Large-scale cabbage harvest is underway. Kale and broccoli are also being harvested. Some growers have reported issues controlling diamondback moth with pyrethroids. Insecticides with alternative modes of action, such as those found in Besiege and Coragen, can help.

I also received a report of zebra caterpillars. These caterpillars have distinctive yellow striping running down their bodies, and tend to feed in large groups. When they get older they turn a more dull color and disperse to feed individually. Physical removal may be the easiest way to get rid of these guys, but Bacillus thuringiensis (Bt) should also work.

In beets, both Cercospora and Alternaria leaf spot have been found in Michigan sugar beets. These leaf spot diseases both have had conducive weather for their development this year.

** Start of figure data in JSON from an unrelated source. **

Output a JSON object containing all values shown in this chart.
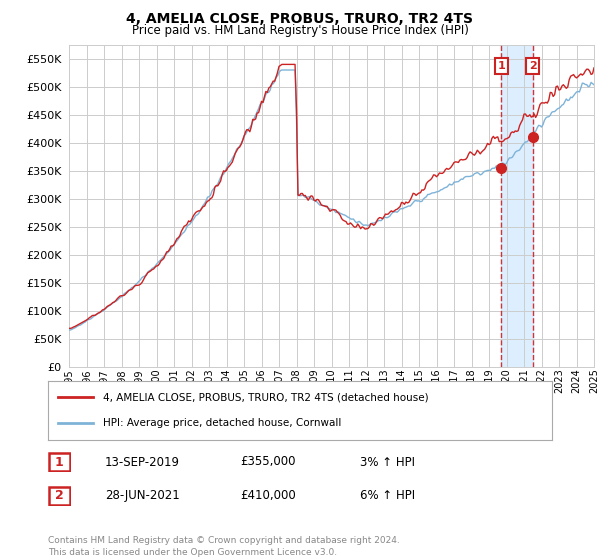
{
  "title": "4, AMELIA CLOSE, PROBUS, TRURO, TR2 4TS",
  "subtitle": "Price paid vs. HM Land Registry's House Price Index (HPI)",
  "ylim": [
    0,
    575000
  ],
  "yticks": [
    0,
    50000,
    100000,
    150000,
    200000,
    250000,
    300000,
    350000,
    400000,
    450000,
    500000,
    550000
  ],
  "background_color": "#ffffff",
  "grid_color": "#cccccc",
  "hpi_color": "#7eb3d8",
  "price_color": "#cc2222",
  "vline_color": "#cc2222",
  "shade_color": "#ddeeff",
  "sale1_year": 2019.71,
  "sale1_price": 355000,
  "sale2_year": 2021.49,
  "sale2_price": 410000,
  "sale1_date_str": "13-SEP-2019",
  "sale2_date_str": "28-JUN-2021",
  "sale1_hpi_pct": "3%",
  "sale2_hpi_pct": "6%",
  "legend_price_label": "4, AMELIA CLOSE, PROBUS, TRURO, TR2 4TS (detached house)",
  "legend_hpi_label": "HPI: Average price, detached house, Cornwall",
  "footer": "Contains HM Land Registry data © Crown copyright and database right 2024.\nThis data is licensed under the Open Government Licence v3.0.",
  "xstart": 1995,
  "xend": 2025
}
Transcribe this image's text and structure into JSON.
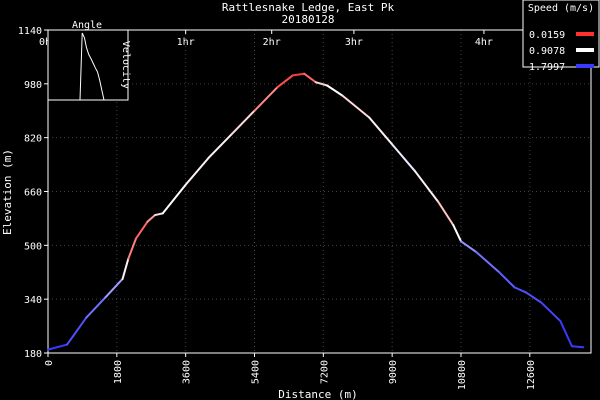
{
  "chart_data": {
    "type": "line",
    "title": "Rattlesnake Ledge, East Pk",
    "subtitle": "20180128",
    "xlabel": "Distance (m)",
    "ylabel": "Elevation (m)",
    "xlim": [
      0,
      14200
    ],
    "ylim": [
      180,
      1140
    ],
    "x_ticks": [
      0,
      1800,
      3600,
      5400,
      7200,
      9000,
      10800,
      12600
    ],
    "y_ticks": [
      180,
      340,
      500,
      660,
      820,
      980,
      1140
    ],
    "top_axis": {
      "labels": [
        "0hr",
        "1hr",
        "2hr",
        "3hr",
        "4hr"
      ],
      "positions_m": [
        0,
        3600,
        5850,
        8000,
        11400
      ]
    },
    "grid": true,
    "legend": {
      "title": "Speed (m/s)",
      "placement": "top-right",
      "entries": [
        {
          "label": "0.0159",
          "color": "#ff3030"
        },
        {
          "label": "0.9078",
          "color": "#ffffff"
        },
        {
          "label": "1.7997",
          "color": "#3a3aff"
        }
      ]
    },
    "inset": {
      "title": "Angle",
      "ylabel": "Velocity",
      "values": [
        0,
        1.0,
        0.93,
        0.78,
        0.68,
        0.62,
        0.55,
        0.48,
        0.42,
        0.3,
        0.15,
        0
      ]
    },
    "series": [
      {
        "points": [
          {
            "x": 0,
            "y": 190,
            "speed": 1.7997
          },
          {
            "x": 500,
            "y": 205,
            "speed": 1.7997
          },
          {
            "x": 1000,
            "y": 285,
            "speed": 1.6
          },
          {
            "x": 1500,
            "y": 345,
            "speed": 1.5
          },
          {
            "x": 1950,
            "y": 400,
            "speed": 1.2
          },
          {
            "x": 2100,
            "y": 460,
            "speed": 0.5
          },
          {
            "x": 2300,
            "y": 520,
            "speed": 0.2
          },
          {
            "x": 2600,
            "y": 570,
            "speed": 0.3
          },
          {
            "x": 2800,
            "y": 590,
            "speed": 0.6
          },
          {
            "x": 3000,
            "y": 595,
            "speed": 0.9
          },
          {
            "x": 3600,
            "y": 680,
            "speed": 0.9
          },
          {
            "x": 4200,
            "y": 760,
            "speed": 0.8
          },
          {
            "x": 4800,
            "y": 830,
            "speed": 0.9
          },
          {
            "x": 5400,
            "y": 900,
            "speed": 0.6
          },
          {
            "x": 6000,
            "y": 970,
            "speed": 0.2
          },
          {
            "x": 6400,
            "y": 1005,
            "speed": 0.1
          },
          {
            "x": 6700,
            "y": 1010,
            "speed": 0.0159
          },
          {
            "x": 7000,
            "y": 985,
            "speed": 0.5
          },
          {
            "x": 7300,
            "y": 975,
            "speed": 0.9
          },
          {
            "x": 7700,
            "y": 945,
            "speed": 0.9
          },
          {
            "x": 8400,
            "y": 880,
            "speed": 0.6
          },
          {
            "x": 9000,
            "y": 800,
            "speed": 1.1
          },
          {
            "x": 9600,
            "y": 720,
            "speed": 0.9
          },
          {
            "x": 10200,
            "y": 630,
            "speed": 0.8
          },
          {
            "x": 10600,
            "y": 560,
            "speed": 0.5
          },
          {
            "x": 10800,
            "y": 512,
            "speed": 1.3
          },
          {
            "x": 11200,
            "y": 480,
            "speed": 1.5
          },
          {
            "x": 11800,
            "y": 420,
            "speed": 1.6
          },
          {
            "x": 12200,
            "y": 375,
            "speed": 1.7
          },
          {
            "x": 12500,
            "y": 360,
            "speed": 1.7
          },
          {
            "x": 12900,
            "y": 330,
            "speed": 1.7
          },
          {
            "x": 13400,
            "y": 275,
            "speed": 1.7997
          },
          {
            "x": 13700,
            "y": 200,
            "speed": 1.7997
          },
          {
            "x": 14000,
            "y": 197,
            "speed": 1.7997
          }
        ]
      }
    ]
  }
}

Some cucumber plantings are flowering prematurely from stress, either from field conditions or from being held in transplant trays for prolonged periods. Nitrogen applications will help them put on some vegetative growth.

Cucumber downy mildew
On cucumber, downy mildew appears as angular, light yellow areas on the upper side of the leaf, with dark grey sporulation on the underside. Photo: Sally Miller, The Ohio State University,

For cucumbers, cantaloupes, and watermelons, no downy mildew spores have been detected in Michigan or the Great Lakes Region. We typically see this disease around the Fourth of July, so be vigilant for symptoms when you are scouting. I can arrange for samples to be quickly taken to campus for diagnosis, so if you have any suspect plants, call me at 517-264-5309. For information on identifying downy mildew and managing downy mildew, visit the MSU Vegetable Pathology Lab Webpage.

Eggplants are experiencing some premature flowering due to stress.

Pea harvest continues.

In potatoes, we are starting to see the summer generation of Colorado potato beetle. We haven’t seen late blight in our region but weather conditions have been very conducive, so keep your eyes peeled when you’re scouting.

Pumpkins have emerged.

Early sweet corn is starting to tassel. Plants are shorter than they would ideally be, so ear size may be reduced. Some European corn borer damage is being seen in the whorl.

In tomatoes, early blight is starting to be seen. On the late blight side of things, we have had favorable weather for late blight development, though there have been no reported cases in the region and traps in Ontario have not picked up any spores.

Zucchini and yellow squash are being harvested.

Reach out

Contact me at or at 517-264-5309 to schedule a farm visit or ask a question.


Next month’s Young Growers Exchange Bus Tour is designed to allow the next generation of vegetable growers to network with each other while visiting west Michigan farms and is open to all growers in the Midwest. The tour will take place over two half-days on July 17-18. Day one will focus on soil health, showcasing Morgan’s Compost and a major potato grower who is part of a soil health initiative. Day two will include another major potato grower plus muck vegetable production. There has been a lot of grower interest, so early registrations in the grower category are filling up fast. We are also offering a single-day option to allow for additional participants to caravan and leave on their own. Please consider registering.

The 2019 MSU Weed Tour has been re-scheduled for July 10.

On July 24 from 6-8 p.m., there will be a program on propagation at the MSU Extension Washtenaw Office. For more info visit the event page.

Start making travel arrangements, the 2019 Great Lakes Fruit, Vegetable, and Farm Market EXPO is scheduled for December 10-12 in Grand Rapids, Michigan. We have great speakers coming in from across the country to address the production, labor, and marketing issues affecting Michigan vegetable growers.